On holidays we would stand at street corners and blow conspicuous smoke rings for all the world to see.
One day my father called me up. He wears thick spectacles, and is the grimmest-looking man one will ever see.
‘So you’ve taken to smoking?’ he enquired.
‘Is that a statement or a question?’ I shot back.
He smacked me, and he smacked me hard. He hadn’t done it for three years, and it hurt my ego more than it hurt my face.
‘Thank you, Dad,’ I said. ‘Anything else?’
‘Yes,’ he answered, and smacked me again.
By now my nostrils were dilated, and I was panting.
‘The first was for smoking, and the second for being insolent,’ he explained.
I retired to my room and planned new mischief.
The next day I got back from school, put on my casuals, and slipped out again. When I reappeared I reeked of alcohol and my steps faltered.
Because it was rather late in the evening, it was my father who answered the door.
‘Hello, Dad!’ I greeted him, full of false cheer.
He banged the door to my face.
I sat myself on the kerb outside, lit a cigarette, and began to drawl out popular Hindi film songs.
People passing by briefly stopped and watched, then went their way.

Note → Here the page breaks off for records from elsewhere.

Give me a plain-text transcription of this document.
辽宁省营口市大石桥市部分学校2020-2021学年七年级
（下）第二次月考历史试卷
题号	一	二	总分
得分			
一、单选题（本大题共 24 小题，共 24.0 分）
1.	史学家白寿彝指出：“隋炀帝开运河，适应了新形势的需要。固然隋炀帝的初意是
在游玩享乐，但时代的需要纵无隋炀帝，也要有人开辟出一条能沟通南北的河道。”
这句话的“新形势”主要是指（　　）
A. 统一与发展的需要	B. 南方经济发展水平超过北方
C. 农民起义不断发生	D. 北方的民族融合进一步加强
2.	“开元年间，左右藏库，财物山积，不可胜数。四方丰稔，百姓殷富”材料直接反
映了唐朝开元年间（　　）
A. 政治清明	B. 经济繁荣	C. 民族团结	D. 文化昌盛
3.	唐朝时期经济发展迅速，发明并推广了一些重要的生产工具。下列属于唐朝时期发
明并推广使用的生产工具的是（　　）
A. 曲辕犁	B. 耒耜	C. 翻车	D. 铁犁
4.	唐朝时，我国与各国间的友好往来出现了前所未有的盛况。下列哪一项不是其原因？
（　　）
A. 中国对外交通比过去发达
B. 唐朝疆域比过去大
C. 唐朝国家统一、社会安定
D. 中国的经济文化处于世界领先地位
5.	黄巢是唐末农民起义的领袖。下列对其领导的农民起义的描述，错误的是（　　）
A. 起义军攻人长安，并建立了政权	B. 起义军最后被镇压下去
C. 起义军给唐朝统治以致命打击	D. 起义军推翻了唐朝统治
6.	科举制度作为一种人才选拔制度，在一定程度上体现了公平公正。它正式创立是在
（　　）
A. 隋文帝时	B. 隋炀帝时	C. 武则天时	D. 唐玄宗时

Anonymous eyes peered out from behind windows.
God knows how long this lasted, for I lost track of time. Suddenly there was a hand on my shoulder, and when I turned, I looked straight into my forward-bent mother.
The skin around her eyes was slightly creased, like the sandy edges of magical luminous pools of love and understanding. I knew I just had to take a dip in them for my broken state of mind to become whole again.

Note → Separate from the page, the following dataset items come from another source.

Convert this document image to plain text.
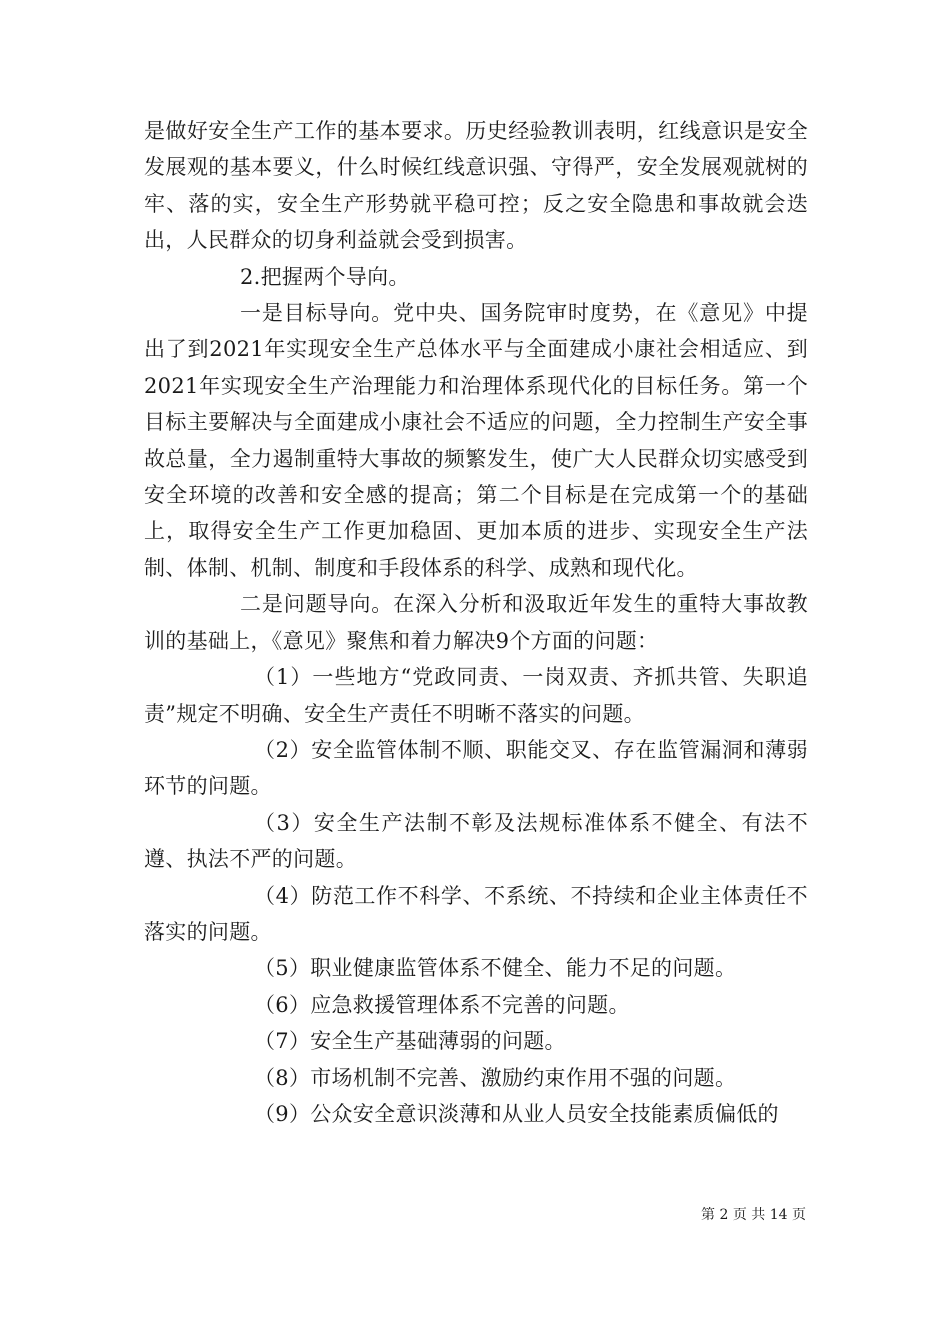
是做好安全生产工作的基本要求。历史经验教训表明，红线意识是安全发展观的基本要义，什么时候红线意识强、守得严，安全发展观就树的牢、落的实，安全生产形势就平稳可控；反之安全隐患和事故就会迭出，人民群众的切身利益就会受到损害。

2.把握两个导向。

一是目标导向。党中央、国务院审时度势，在《意见》中提出了到2021年实现安全生产总体水平与全面建成小康社会相适应、到2021年实现安全生产治理能力和治理体系现代化的目标任务。第一个目标主要解决与全面建成小康社会不适应的问题，全力控制生产安全事故总量，全力遏制重特大事故的频繁发生，使广大人民群众切实感受到安全环境的改善和安全感的提高；第二个目标是在完成第一个的基础上，取得安全生产工作更加稳固、更加本质的进步、实现安全生产法制、体制、机制、制度和手段体系的科学、成熟和现代化。

二是问题导向。在深入分析和汲取近年发生的重特大事故教训的基础上，《意见》聚焦和着力解决9个方面的问题：

（1）一些地方“党政同责、一岗双责、齐抓共管、失职追责”规定不明确、安全生产责任不明晰不落实的问题。

（2）安全监管体制不顺、职能交叉、存在监管漏洞和薄弱环节的问题。

（3）安全生产法制不彰及法规标准体系不健全、有法不遵、执法不严的问题。

（4）防范工作不科学、不系统、不持续和企业主体责任不落实的问题。

（5）职业健康监管体系不健全、能力不足的问题。

（6）应急救援管理体系不完善的问题。

（7）安全生产基础薄弱的问题。

（8）市场机制不完善、激励约束作用不强的问题。

（9）公众安全意识淡薄和从业人员安全技能素质偏低的

第 2 页 共 14 页
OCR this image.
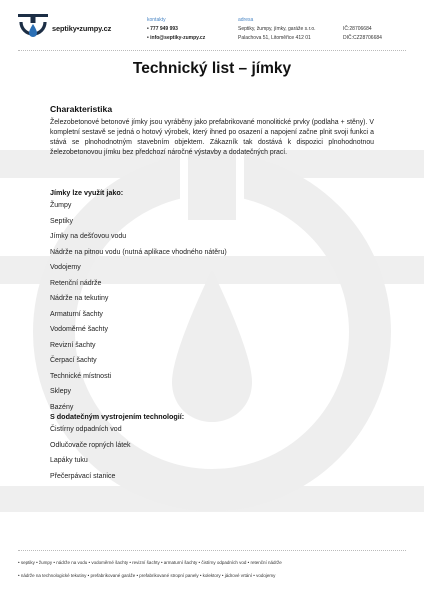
septiky•zumpy.cz
kontakty
• 777 949 993
• info@septiky-zumpy.cz
adresa
Septiky, žumpy, jímky, garáže s.r.o.
Palachova 51, Litoměřice 412 01
IČ:28706684
DIČ:CZ28706684
Technický list – jímky
Charakteristika

Železobetonové betonové jímky jsou vyráběny jako prefabrikované monolitické prvky (podlaha + stěny). V kompletní sestavě se jedná o hotový výrobek, který ihned po osazení a napojení začne plnit svoji funkci a stává se plnohodnotným stavebním objektem. Zákazník tak dostává k dispozici plnohodnotnou železobetonovou jímku bez předchozí náročné výstavby a dodatečných prací.

Jímky lze využít jako:
Žumpy
Septiky
Jímky na dešťovou vodu
Nádrže na pitnou vodu (nutná aplikace vhodného nátěru)
Vodojemy
Retenční nádrže
Nádrže na tekutiny
Armaturní šachty
Vodoměrné šachty
Revizní šachty
Čerpací šachty
Technické místnosti
Sklepy
Bazény
S dodatečným vystrojením technologií:
Čistírny odpadních vod
Odlučovače ropných látek
Lapáky tuku
Přečerpávací stanice
• septiky • žumpy • nádrže na vodu • vodoměrné šachty • revizní šachty • armaturní šachty • čistírny odpadních vod • retenční nádrže
• nádrže na technologické tekutiny • prefabrikované garáže • prefabrikované stropní panely • kolektory • jádrové vrtání • vodojemy
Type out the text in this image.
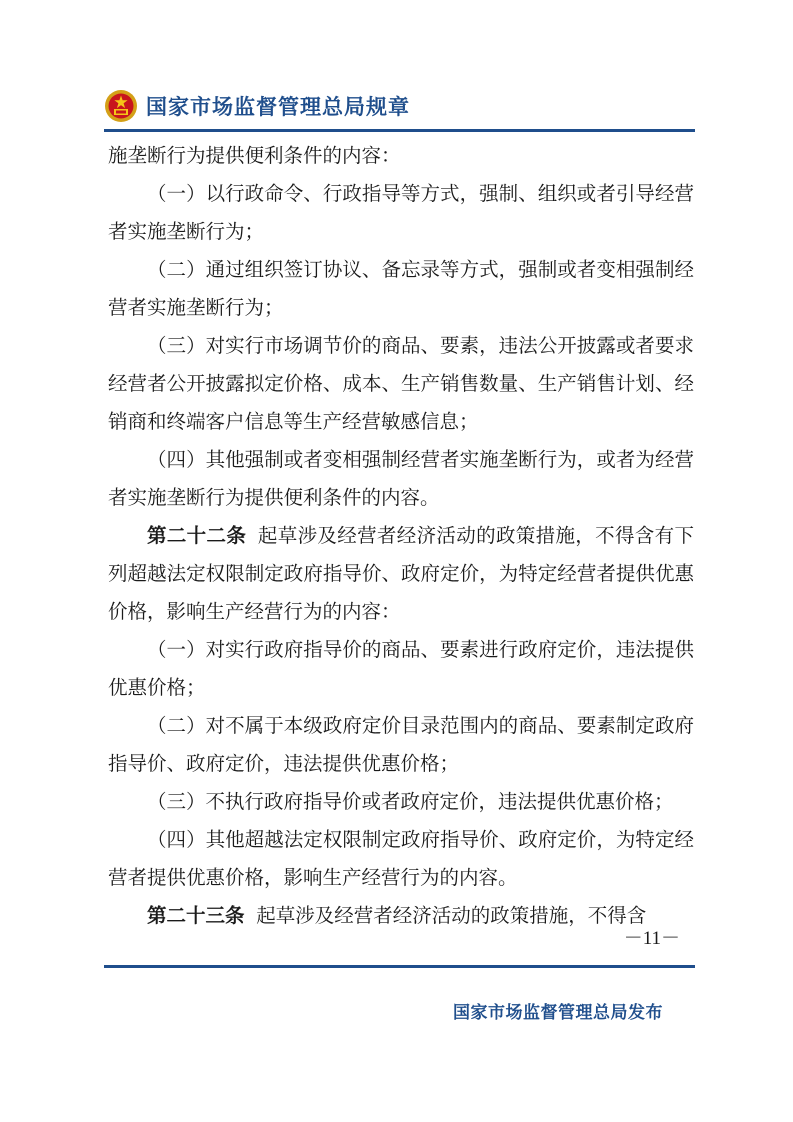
国家市场监督管理总局规章

施垄断行为提供便利条件的内容：

（一）以行政命令、行政指导等方式，强制、组织或者引导经营者实施垄断行为；

（二）通过组织签订协议、备忘录等方式，强制或者变相强制经营者实施垄断行为；

（三）对实行市场调节价的商品、要素，违法公开披露或者要求经营者公开披露拟定价格、成本、生产销售数量、生产销售计划、经销商和终端客户信息等生产经营敏感信息；

（四）其他强制或者变相强制经营者实施垄断行为，或者为经营者实施垄断行为提供便利条件的内容。

第二十二条 起草涉及经营者经济活动的政策措施，不得含有下列超越法定权限制定政府指导价、政府定价，为特定经营者提供优惠价格，影响生产经营行为的内容：

（一）对实行政府指导价的商品、要素进行政府定价，违法提供优惠价格；

（二）对不属于本级政府定价目录范围内的商品、要素制定政府指导价、政府定价，违法提供优惠价格；

（三）不执行政府指导价或者政府定价，违法提供优惠价格；

（四）其他超越法定权限制定政府指导价、政府定价，为特定经营者提供优惠价格，影响生产经营行为的内容。

第二十三条 起草涉及经营者经济活动的政策措施，不得含

－11－
国家市场监督管理总局发布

There was the hint of a small, soft, sad smile playing about her lips.
She said nothing. She just pressed her hand on my shoulders and nodded. Strangely pleasant vibrations washed my body. For a moment I held myself back, and then I don’t know how it happened—I flung away my cigarette, pressed down on her hand on my shoulder, and promised, ‘Sorry, Ma, it won’t happen again!’
That ‘it’ covered everything—smoking, drinking and insolence!